Ora, oltre agli esiti dell’inchiesta, sono attese anche le risultanze dei procedimenti disciplinari nei confronti di Casamassima e Rosati e anche dei tre carabinieri imputati per omicidio preterintenzionale, compreso Tedesco. I provvedimenti, che potrebbero riguardare la destituzione o la sospensione dal Corpo, per il reato di abuso di autorità (già prescritto) sono stati notificati nel luglio scorso, il giorno dopo l’interrogatorio di Tedesco al quale ne fu data notizia mentre andava a rendere la sua testimonianza. A parlare di «anticipazione illegittima e ingiustificata» sull’esito dei provvedimenti è stato anche Eugenio Pini, legale di Tedesco.
Ma è proprio a questi carabinieri che dobbiamo un processo negato per anni dopo un proclama dell’allora ministro La Russa che assolveva a priori l’Arma già sconvolta all’epoca, proprio a Roma, dallo scandalo di alcuni militari che volevano ricattare l’allora Governatore Marrazzo e dal flop di alcune inchieste come quella per gli stupri della Caffarella.
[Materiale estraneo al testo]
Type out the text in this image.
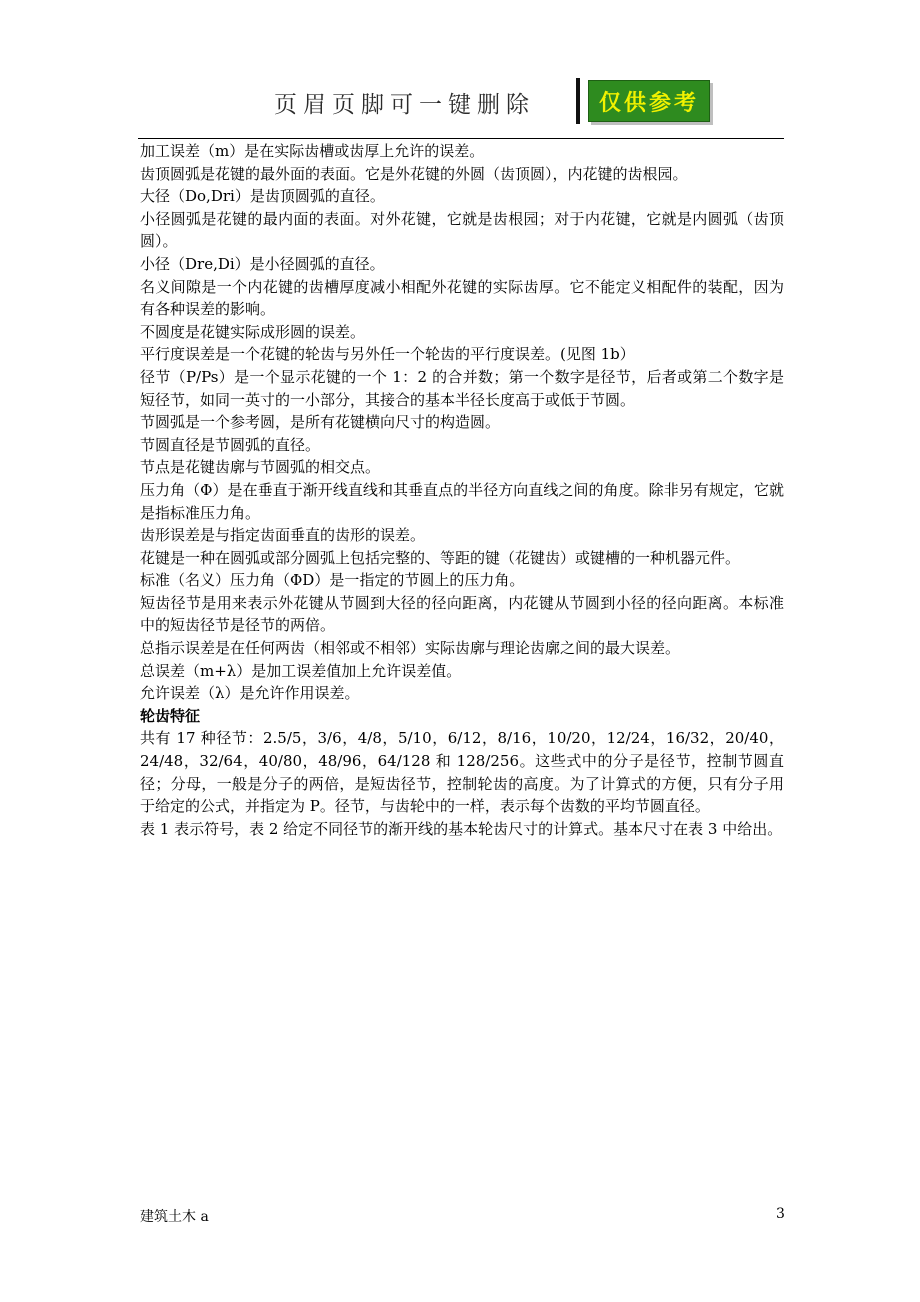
页眉页脚可一键删除	仅供参考

加工误差（m）是在实际齿槽或齿厚上允许的误差。

齿顶圆弧是花键的最外面的表面。它是外花键的外圆（齿顶圆），内花键的齿根园。

大径（Do,Dri）是齿顶圆弧的直径。

小径圆弧是花键的最内面的表面。对外花键，它就是齿根园；对于内花键，它就是内圆弧（齿顶圆）。

小径（Dre,Di）是小径圆弧的直径。

名义间隙是一个内花键的齿槽厚度减小相配外花键的实际齿厚。它不能定义相配件的装配，因为有各种误差的影响。

不圆度是花键实际成形圆的误差。

平行度误差是一个花键的轮齿与另外任一个轮齿的平行度误差。(见图 1b）

径节（P/Ps）是一个显示花键的一个 1：2 的合并数；第一个数字是径节，后者或第二个数字是短径节，如同一英寸的一小部分，其接合的基本半径长度高于或低于节圆。

节圆弧是一个参考圆，是所有花键横向尺寸的构造圆。

节圆直径是节圆弧的直径。

节点是花键齿廓与节圆弧的相交点。

压力角（Φ）是在垂直于渐开线直线和其垂直点的半径方向直线之间的角度。除非另有规定，它就是指标准压力角。

齿形误差是与指定齿面垂直的齿形的误差。

花键是一种在圆弧或部分圆弧上包括完整的、等距的键（花键齿）或键槽的一种机器元件。

标准（名义）压力角（ΦD）是一指定的节圆上的压力角。

短齿径节是用来表示外花键从节圆到大径的径向距离，内花键从节圆到小径的径向距离。本标准中的短齿径节是径节的两倍。

总指示误差是在任何两齿（相邻或不相邻）实际齿廓与理论齿廓之间的最大误差。

总误差（m+λ）是加工误差值加上允许误差值。

允许误差（λ）是允许作用误差。

轮齿特征

共有 17 种径节：2.5/5，3/6，4/8，5/10，6/12，8/16，10/20，12/24，16/32，20/40，24/48，32/64，40/80，48/96，64/128 和 128/256。这些式中的分子是径节，控制节圆直径；分母，一般是分子的两倍，是短齿径节，控制轮齿的高度。为了计算式的方便，只有分子用于给定的公式，并指定为 P。径节，与齿轮中的一样，表示每个齿数的平均节圆直径。

表 1 表示符号，表 2 给定不同径节的渐开线的基本轮齿尺寸的计算式。基本尺寸在表 3 中给出。

建筑土木 a	3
È utile ricapitolare i sette falsi che sono stati accertati in questa storia: furono manomessi il verbale di arresto e perquisizione, il registro del fotosegnalamento, artefatte le annotazioni di servizio della caserma dove Cucchi passò la notte per celare le conseguenze del pestaggio, fu impedita la nomina del legale che Stefano aveva indicato, sulle carte che arrivarono all’udienza di convalida c’era scritto che era albanese e senza fissa dimora, fu falsificato il registro che custodiva il rapporto stilato da Tedesco sei giorni dopo il pestaggio, alla notizia della morte di Cucchi, e perfino le sequenze informatiche dei protocolli interni sarebbero state manomesse. Seguì una riunione collegiale tra tutti i coinvolti e i loro superiori che doveva servire a cementare tutti attorno a una versione condivisa. E le consuete dosi da cavallo di retorica sulla benemerita.
Se abbiamo voluto dedicare la copertina a Ilaria Cucchi è per illuminare tutte le storie di “malapolizia”, perché si trovi il modo, insieme, perché non succeda mai più.